As much as I love this picture and all the people in it, it pains me to know that it isn't complete. It's the first family picture we've taken in over seven years. The last one was taken a few weeks before my mom was diagnosed with pancreatic cancer. Three and a half months later (seven years ago today), she met Jesus face to face.
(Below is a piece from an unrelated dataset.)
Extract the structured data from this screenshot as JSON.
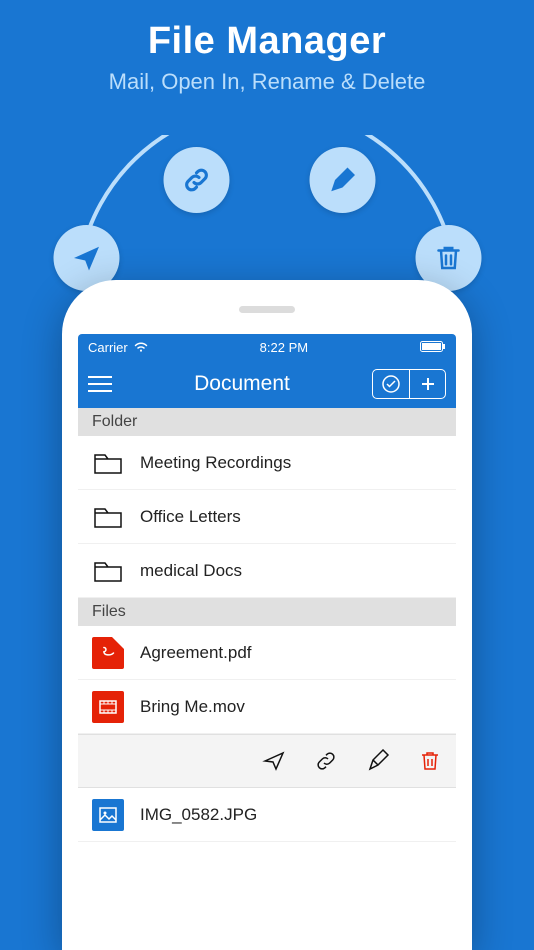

Mother's Day comes every year and a few days later, the 11th of May. I find myself filled with incredible emotions during these days. I love celebrating the gift of motherhood and the amazing girl I get to call my daughter. I'm overwhelmed with gratitude and love and I treasure the moments I have with her. I also feel myself turning inward emotionally, unable to find words for my feelings and wondering how I've been able to go on year after year without my own mother. I miss her so much, the sound of her voice, her soft cheeks that touched mine when I hugged her, her laugh, and especially having someone call me a "scrounge", which felt very loving even though I was being reprimanded (usually for taking the center out of a freshly-baked cinnamon roll)! I can't find words in any language to describe the roller-coaster of emotions in my heart, so I just sit, and I stare, and I cry, and I laugh, and I remember, and I wonder, and then I pray and I thank God for the time I had with her and for the time I have with my own daughter.
At the beginning of April, all fifteen children were able to make it home to celebrate my dad's 80th birthday. The older we get, the more I see the physical resemblance of my mother in the faces of my sisters and even my brothers. Even their mannerisms sometimes remind me of her. She left us so much more than physical characteristics and mannerisms, though. Legacy is defined as "something handed down or receieved from an ancestor or a predecessor or from the past". The "something" that she handed down cannot be reduced to mere words. One can see her legacy in the lives of the children she raised and in the way they love others. The love she passed down to us is far greater than any item I could physically hold. What an amazing woman she was. I'm so grateful that I still catch glimpses of her when I'm surrounded by my siblings.
"Her children arise and call her blessed; her husband also, and he praises her; Many women do noble things, but you surpass them all. Charm is deceptive and beauty is fleeting; but a woman who fears the Lord is to be praised."